Kern der Überlegungen ist ein Range-Extender-System, das der Antriebshersteller Horse Powertrain im vergangenen September auf der IAA in München vorgestellt hat. Horse ist ein Gemeinschaftsunternehmen von Renault und dem chinesischen Fahrzeughersteller Geely.
Das System mit der Bezeichnung C15 besteht aus einem 1,5-Liter-Vierzylindermotor mit integriertem Generator und Inverter. Laut den Angaben ist das Aggregat nicht größer als ein Aktenkoffer und kann daher flexibel im Front- oder Heckbereich eines E-Autos sowie vertikal oder horizontal eingebaut werden. Angeboten werden zwei Leistungsstufen, eine davon mit Turbolader für größere Fahrzeuge. Der Verbrennungsmotor treibt die Räder nicht direkt an, sondern lädt während der Fahrt die Batterie.
Renaults Produktchef Bruno Vanel begründet den Strategiewechsel gegenüber Autocar mit der Notwendigkeit, in den C- und D-Segmenten (Kompakt und Mittelklasse) flexibel zu bleiben. Zwar arbeite der Konzern auf ein rein elektrisches Portfolio hin, doch die Marktentwicklung verlaufe langsamer als erwartet. „Wir haben einen Ansatz auf zwei Beinen“, erklärte Vanel. Der Fokus liege auf Elektroautos, schließe jedoch Lösungen wie den von Horse präsentierten Antrieb nicht aus.

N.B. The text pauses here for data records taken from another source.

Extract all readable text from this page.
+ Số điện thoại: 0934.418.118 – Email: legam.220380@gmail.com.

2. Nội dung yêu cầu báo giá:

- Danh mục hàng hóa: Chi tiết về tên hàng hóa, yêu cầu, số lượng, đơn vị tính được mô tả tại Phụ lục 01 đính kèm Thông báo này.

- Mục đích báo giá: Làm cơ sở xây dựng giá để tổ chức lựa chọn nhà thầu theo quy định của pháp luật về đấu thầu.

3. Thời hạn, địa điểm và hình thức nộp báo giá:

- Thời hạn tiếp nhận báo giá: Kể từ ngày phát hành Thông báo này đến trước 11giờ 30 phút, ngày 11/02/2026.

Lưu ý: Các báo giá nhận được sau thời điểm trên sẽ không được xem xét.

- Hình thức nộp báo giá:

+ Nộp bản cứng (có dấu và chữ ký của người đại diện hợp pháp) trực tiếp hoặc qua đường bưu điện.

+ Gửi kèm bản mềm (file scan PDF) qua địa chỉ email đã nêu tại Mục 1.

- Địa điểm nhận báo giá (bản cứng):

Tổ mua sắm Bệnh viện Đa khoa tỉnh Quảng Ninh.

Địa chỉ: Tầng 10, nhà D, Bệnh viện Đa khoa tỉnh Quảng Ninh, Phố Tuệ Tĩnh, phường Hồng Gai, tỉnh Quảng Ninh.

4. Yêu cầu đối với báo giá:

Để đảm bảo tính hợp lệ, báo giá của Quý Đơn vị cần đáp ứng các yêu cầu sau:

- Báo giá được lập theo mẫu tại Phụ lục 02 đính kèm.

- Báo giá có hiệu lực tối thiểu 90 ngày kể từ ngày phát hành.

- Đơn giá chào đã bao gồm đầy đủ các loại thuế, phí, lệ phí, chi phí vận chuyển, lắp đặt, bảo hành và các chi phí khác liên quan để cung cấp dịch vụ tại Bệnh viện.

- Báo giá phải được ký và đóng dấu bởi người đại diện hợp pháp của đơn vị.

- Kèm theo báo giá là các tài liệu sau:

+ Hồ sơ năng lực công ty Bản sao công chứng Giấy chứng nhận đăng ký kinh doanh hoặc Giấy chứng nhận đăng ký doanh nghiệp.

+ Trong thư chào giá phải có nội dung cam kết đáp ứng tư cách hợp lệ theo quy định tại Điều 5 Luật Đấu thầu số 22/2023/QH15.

Besonders interessant seien Reichweitenverlängerer für Regionen mit schwacher Ladeinfrastruktur oder für Nutzer, die ihr Auto nicht regelmäßig laden können. Vanel verwies unter anderem auf Südeuropa und erklärte, dass solche Konzepte „eine sehr interessante und wahrscheinlich relevante Lösung auf dem Weg in eine elektrische Welt“ sein könnten.
Die neue Fahrzeugplattform, die ab 2028 Renaults kompakte und mittelgroße Elektroautos tragen soll, ist auf eine Kostenreduktion von 40 Prozent gegenüber der heutigen CMF-Elektroauto-Architektur ausgelegt. Sie soll zunächst eine Serienversion des Emblème-Konzepts (Artikelbild) ermöglichen, die als möglicher Nachfolger des Mégane gilt.
Ursprünglich als reine Elektroplattform geplant, wird die Architektur nun so angepasst, dass sie bei Bedarf auch Hybridantriebe aufnehmen kann – insbesondere in Märkten, in denen der Ausbau der Ladeinfrastruktur noch am Anfang steht. Reichweiten von mehr als 1000 Kilometern könnten laut Produktchef Vanel dazu beitragen, den Einstieg in die Elektromobilität zu erleichtern. Bestehende Elektroplattformen will Renault dafür jedoch nicht nachrüsten.